When asked, Denise Starling, Managing Director of Livable Buckhead, had difficulty defining Buckhead’s walk-through center.

But there is recent investment in Buckhead Village and around the Lindbergh MARTA station that is paving a way forward, she said.

Denise Starling is the executive director of Livable Buckhead, a nonprofit focused on sustainability efforts, including parks and trails, alternative commuting, long-term planning efforts, and community events.

In 2019, Jamestown acquired The Shops Buckhead Atlanta, a collection of upscale shops and restaurants on Peachtree, East Paces, and Pharr Streets. It renamed the project Buckhead Village District and adjusted the tenant mix (which includes luxury brands like Dior) to be more accessible. For example, a new location for Fetch Park, a dog park bar, is in the works.

Jamestown has also revamped its community events and planned a whole host of vacation activities.

“It’s not just about walkability, it’s programming,” said Starling, adding that Livable Buckhead is focused on creating more community events. “I can’t really stress the importance of programming … it’s part of economic development.”

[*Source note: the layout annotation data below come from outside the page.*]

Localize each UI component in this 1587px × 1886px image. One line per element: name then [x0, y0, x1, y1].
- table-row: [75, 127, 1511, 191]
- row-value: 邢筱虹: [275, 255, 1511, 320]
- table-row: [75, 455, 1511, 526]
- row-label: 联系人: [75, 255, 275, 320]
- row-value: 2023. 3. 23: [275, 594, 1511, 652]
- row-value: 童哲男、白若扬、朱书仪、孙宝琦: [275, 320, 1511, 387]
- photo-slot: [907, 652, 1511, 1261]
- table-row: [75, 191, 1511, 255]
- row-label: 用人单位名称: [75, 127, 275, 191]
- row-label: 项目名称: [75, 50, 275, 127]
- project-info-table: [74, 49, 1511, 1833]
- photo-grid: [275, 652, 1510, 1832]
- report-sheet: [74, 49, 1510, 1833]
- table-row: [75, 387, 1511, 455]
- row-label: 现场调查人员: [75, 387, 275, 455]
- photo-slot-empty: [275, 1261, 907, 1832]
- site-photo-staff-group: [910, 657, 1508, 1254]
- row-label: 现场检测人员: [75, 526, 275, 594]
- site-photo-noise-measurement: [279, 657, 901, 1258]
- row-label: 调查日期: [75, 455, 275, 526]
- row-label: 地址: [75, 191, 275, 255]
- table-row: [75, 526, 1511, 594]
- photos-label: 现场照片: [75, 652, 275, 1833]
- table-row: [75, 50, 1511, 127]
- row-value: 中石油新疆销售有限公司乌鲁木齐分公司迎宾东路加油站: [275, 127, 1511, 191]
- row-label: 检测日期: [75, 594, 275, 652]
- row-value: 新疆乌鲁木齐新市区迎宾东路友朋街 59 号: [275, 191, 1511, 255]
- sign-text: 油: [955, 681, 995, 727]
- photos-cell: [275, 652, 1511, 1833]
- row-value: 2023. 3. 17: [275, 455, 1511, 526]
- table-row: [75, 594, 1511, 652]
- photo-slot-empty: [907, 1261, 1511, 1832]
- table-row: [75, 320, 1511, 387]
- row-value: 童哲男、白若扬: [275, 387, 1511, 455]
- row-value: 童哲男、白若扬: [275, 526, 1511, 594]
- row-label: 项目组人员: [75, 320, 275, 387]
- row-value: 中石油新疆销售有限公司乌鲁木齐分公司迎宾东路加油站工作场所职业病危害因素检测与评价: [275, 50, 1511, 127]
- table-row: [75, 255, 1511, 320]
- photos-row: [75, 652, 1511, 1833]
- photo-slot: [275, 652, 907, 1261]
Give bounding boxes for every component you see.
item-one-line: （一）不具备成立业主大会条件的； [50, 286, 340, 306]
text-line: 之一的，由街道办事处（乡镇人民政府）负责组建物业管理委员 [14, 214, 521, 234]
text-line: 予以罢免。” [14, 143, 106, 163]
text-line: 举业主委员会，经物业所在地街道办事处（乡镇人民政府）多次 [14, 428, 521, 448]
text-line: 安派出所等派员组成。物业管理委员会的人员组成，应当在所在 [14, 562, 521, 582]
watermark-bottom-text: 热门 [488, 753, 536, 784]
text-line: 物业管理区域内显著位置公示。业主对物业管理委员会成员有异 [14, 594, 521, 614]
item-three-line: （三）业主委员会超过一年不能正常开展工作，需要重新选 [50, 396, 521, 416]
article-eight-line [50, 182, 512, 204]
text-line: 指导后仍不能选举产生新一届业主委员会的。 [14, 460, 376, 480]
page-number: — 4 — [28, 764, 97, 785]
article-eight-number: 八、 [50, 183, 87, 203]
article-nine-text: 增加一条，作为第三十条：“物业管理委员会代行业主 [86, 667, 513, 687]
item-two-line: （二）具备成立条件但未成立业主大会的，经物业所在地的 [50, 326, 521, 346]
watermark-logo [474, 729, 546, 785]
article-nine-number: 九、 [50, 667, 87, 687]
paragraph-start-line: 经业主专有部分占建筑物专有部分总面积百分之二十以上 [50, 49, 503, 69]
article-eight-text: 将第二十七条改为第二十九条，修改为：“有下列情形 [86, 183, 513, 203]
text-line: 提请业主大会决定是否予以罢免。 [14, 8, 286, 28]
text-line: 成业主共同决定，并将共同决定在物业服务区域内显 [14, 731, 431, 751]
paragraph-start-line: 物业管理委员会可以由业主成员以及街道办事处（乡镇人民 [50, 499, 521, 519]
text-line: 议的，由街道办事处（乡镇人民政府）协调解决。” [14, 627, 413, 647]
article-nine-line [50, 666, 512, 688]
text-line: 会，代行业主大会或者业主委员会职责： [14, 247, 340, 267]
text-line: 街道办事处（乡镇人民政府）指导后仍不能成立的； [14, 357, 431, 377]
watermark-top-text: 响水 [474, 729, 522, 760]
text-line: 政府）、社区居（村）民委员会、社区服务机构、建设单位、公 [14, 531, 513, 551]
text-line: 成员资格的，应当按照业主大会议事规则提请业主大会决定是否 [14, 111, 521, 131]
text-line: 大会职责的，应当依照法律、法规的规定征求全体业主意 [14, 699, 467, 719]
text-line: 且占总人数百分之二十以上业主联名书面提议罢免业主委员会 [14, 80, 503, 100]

Real estate company Edens has also had a significant impact on Buckhead’s West Village by acquiring and remodeling several properties including Andrews Square in recent years.

Another major investment was the takeover of Lindbergh City Center by Rubenstein Partners. It renamed the project Uptown Atlanta and gained new tenants, including an esports gaming hub.

“I think that has a lot of potential down there,” said Starling of the area around the Lindbergh MARTA station. “That’s at the junction of the PATH400, Peachtree Creek Greenway and the BeltLine. The whole area will appear on the map as soon as the BeltLine arrives there. “

Another ambitious project, HUB404, could create a walk-in center for Buckhead. The project would limit Ga. 400 in the center of Buckhead. Funding for project design is to be increased again after a break during the pandemic.

“This is certainly the key project that would create a walk-in heart for the community,” said Starling.

A rendering of the HUB404 project that would limit Ga. 400 in Buckhead.